The following is a quick summary table of the tools to check out in each of the languages, with a color indicator for the efficiency and composability of these components.

Comparison Of Differential Equation Solver Software

Note that these indicators are for the use case of scientific ML, which is described in detail below, and not indicative of the support these AD systems give in traditional machine learning tasks.

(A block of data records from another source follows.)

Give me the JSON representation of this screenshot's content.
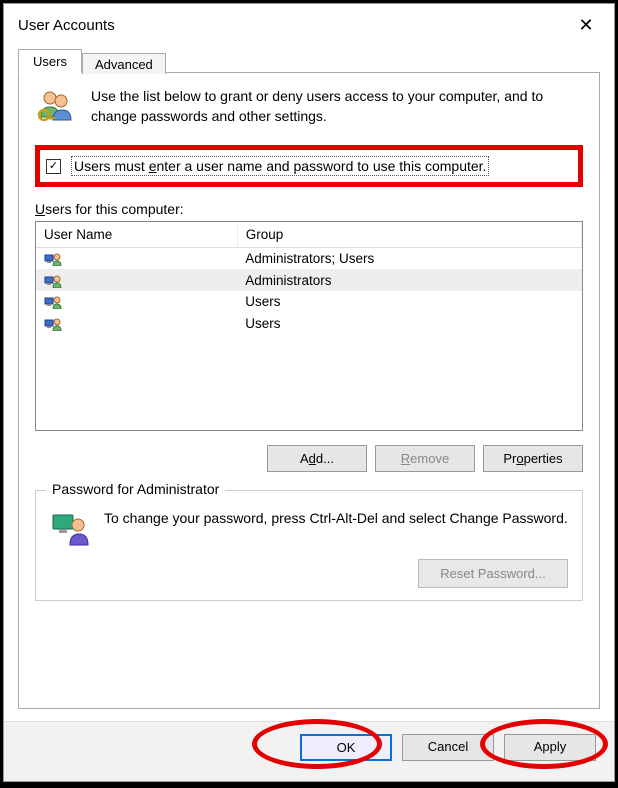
{
  "window": {
    "title": "User Accounts"
  },
  "tabs": {
    "users": "Users",
    "advanced": "Advanced"
  },
  "intro": {
    "text": "Use the list below to grant or deny users access to your computer, and to change passwords and other settings."
  },
  "checkbox": {
    "checked": true,
    "label_pre": "Users must ",
    "label_underline": "e",
    "label_post": "nter a user name and password to use this computer."
  },
  "userlist": {
    "label_underline": "U",
    "label_post": "sers for this computer:",
    "columns": {
      "name": "User Name",
      "group": "Group"
    },
    "rows": [
      {
        "name": "",
        "group": "Administrators; Users",
        "selected": false
      },
      {
        "name": "",
        "group": "Administrators",
        "selected": true
      },
      {
        "name": "",
        "group": "Users",
        "selected": false
      },
      {
        "name": "",
        "group": "Users",
        "selected": false
      }
    ]
  },
  "buttons": {
    "add_pre": "A",
    "add_u": "d",
    "add_post": "d...",
    "remove_u": "R",
    "remove_post": "emove",
    "properties_pre": "Pr",
    "properties_u": "o",
    "properties_post": "perties"
  },
  "password_group": {
    "title": "Password for Administrator",
    "text": "To change your password, press Ctrl-Alt-Del and select Change Password.",
    "reset_pre": "Reset ",
    "reset_u": "P",
    "reset_post": "assword..."
  },
  "footer": {
    "ok": "OK",
    "cancel": "Cancel",
    "apply_u": "A",
    "apply_post": "pply"
  }
}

Overview of Scientific Machine Learning and Scientific AI

First let’s give a quick overview of scientific machine learning. There are three overview resources that I would point to. For a broad overview of the topic in a position paper, the technical report from the workshop on “Basic Research Needs for Scientific Machine Learning” is a good overview of what people care about in the field. The ICERM Scientific Machine Learning Workshop page has quite a few videos on the topic. And lastly, I myself have a video giving an overview of different applications of scientific ML and scientific AI:

From these resources you can see that there are some common questions, for example:

Some of these questions are starting to get answers, others are still just questions. The key idea behind scientific machine learning is that applications of machine learning need to be approached from the context of the scientific domains with their existing tools and knowledge. While training a neural network to identify fraudulent credit card transactions is the end of the story (you have a good predictor, yay!), whereas in scientific ML, making a prediction is just one step among many in the scientific process.

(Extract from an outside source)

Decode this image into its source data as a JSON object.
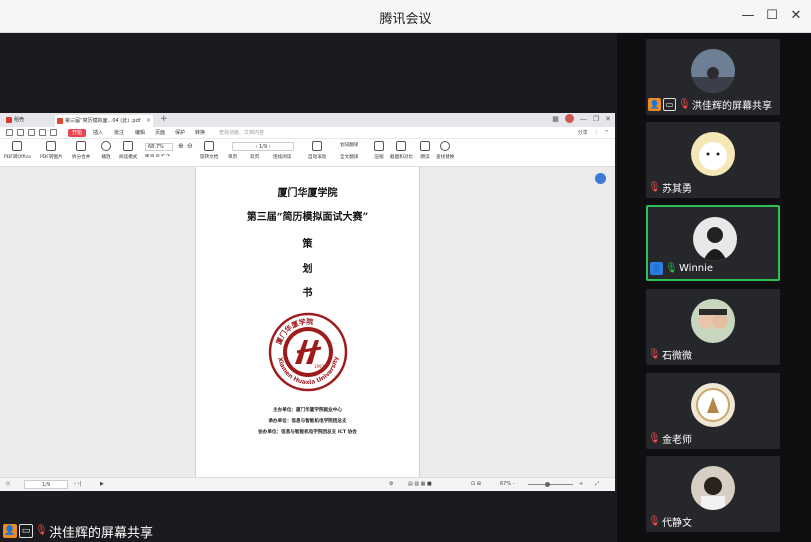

For example, in systems biology and quantitative systems pharmacology, the ordinary differential equation models encode the known structure of the chemical reaction networks. To a biologist or pharmacologist, the Oregonator system:

\begin{align}\frac{dx}{dt} &= s(y-xy + x - qx^2)\\\frac{dy}{dt} &= (-y - xy + z)/s\\\frac{dz}{dt} &= w(x - z)\end{align}

is saying that protein z is upregulated by x and has linear decay. There are many possible ways to predict a time series, but this is the one generated from first principles of the chemical reaction network, and will do well in extrapolating to areas where you don’t have data because it has a basis in what we already know about how these biological systems work. While a neural network can be trained to predict the time series on the data that it is trained on, it may not have the ability to predict bifurcations where the dynamics occurs completely differently but we don’t have data: but prediction of bifurcations is the bread and butter of mathematical biology.

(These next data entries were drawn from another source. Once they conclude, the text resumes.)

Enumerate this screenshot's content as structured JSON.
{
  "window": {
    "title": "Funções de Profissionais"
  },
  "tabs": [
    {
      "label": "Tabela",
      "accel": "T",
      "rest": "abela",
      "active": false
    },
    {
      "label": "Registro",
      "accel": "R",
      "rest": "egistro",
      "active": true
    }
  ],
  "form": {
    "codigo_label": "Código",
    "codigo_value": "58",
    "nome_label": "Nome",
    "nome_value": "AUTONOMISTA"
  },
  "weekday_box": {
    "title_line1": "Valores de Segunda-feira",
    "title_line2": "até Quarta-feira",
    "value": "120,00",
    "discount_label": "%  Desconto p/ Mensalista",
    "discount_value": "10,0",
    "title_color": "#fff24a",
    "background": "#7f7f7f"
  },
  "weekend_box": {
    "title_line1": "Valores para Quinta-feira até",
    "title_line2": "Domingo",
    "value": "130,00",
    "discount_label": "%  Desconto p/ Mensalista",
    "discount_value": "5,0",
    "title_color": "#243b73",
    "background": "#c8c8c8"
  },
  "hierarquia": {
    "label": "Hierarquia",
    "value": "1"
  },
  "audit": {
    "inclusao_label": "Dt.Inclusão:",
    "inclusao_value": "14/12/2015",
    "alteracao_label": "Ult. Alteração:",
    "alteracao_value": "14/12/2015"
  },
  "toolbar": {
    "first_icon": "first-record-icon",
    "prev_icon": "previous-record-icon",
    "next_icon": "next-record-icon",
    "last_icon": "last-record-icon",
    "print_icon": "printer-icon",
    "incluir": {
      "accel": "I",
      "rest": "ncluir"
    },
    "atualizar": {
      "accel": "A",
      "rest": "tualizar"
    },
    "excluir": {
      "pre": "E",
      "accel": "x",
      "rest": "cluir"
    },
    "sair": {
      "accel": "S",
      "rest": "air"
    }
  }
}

Also, a trained neural network doesn’t necessarily spit out hypotheses. When doing an investigation of pharmacological or climate models, one develops sets of differential equations and showcases how a given term is necessary for specific behavior such as oscillations to occur. Sometimes, dynamical outcomes can predict the existence of some unknown chemical factor since other feedbacks may be required for a differential equation to exhibit some global geometric result. So okay, you trained a neural network so it matches the timeseries… does it say that we’re missing some important chemical species? Does it say that a critical transition will occur if the climate enters a new regime (where we have no data)?

For a long time scientific computing has kept machine learning at an arm’s length because its lack of interpretability and structure mean that, despite it’s tremendous predicitve success, it is almost useless for answering these kinds of central scientific questions. While it could be used to great effect in some scenarios, predicting more answers like the data you’ve already seen is not scientifically interesting in many cases. Science requires understanding and extrapolation beyond the familiar. Also, the idea of using a system starting from a random configuration that goes to a local optimum is a little disconcerting. However, a confluence of events is quickly leading to a change of heart. The key has not been “let’s throw a neural network on this since it’s a universal approximator” like some early methods showcased (indeed, this lead to new but very inefficient ways of doing something that people had well-established tools for, so you can understand why the hype died down). Rather, the key has been to re-envision how to utilize a universal approximator into the context of tools and theories that were already being used in scientific computing. My favorite example is this paper which showcases how to solve high dimensional partial differential equations using backwards SDEs which are parameterized by neural networks. While there was some work before under the name latent differential equations, the 2018 NeurIPS best paper on neural ordinary differential equations really sparked a surge in thinking about directly learning differential equations, or pieces of differential equations. While the neural network itself may not be interpretable, if it learns a differential equation and differential equations have an interpretation, then it would seem that we have a machine-learning generated scientific hypothesis.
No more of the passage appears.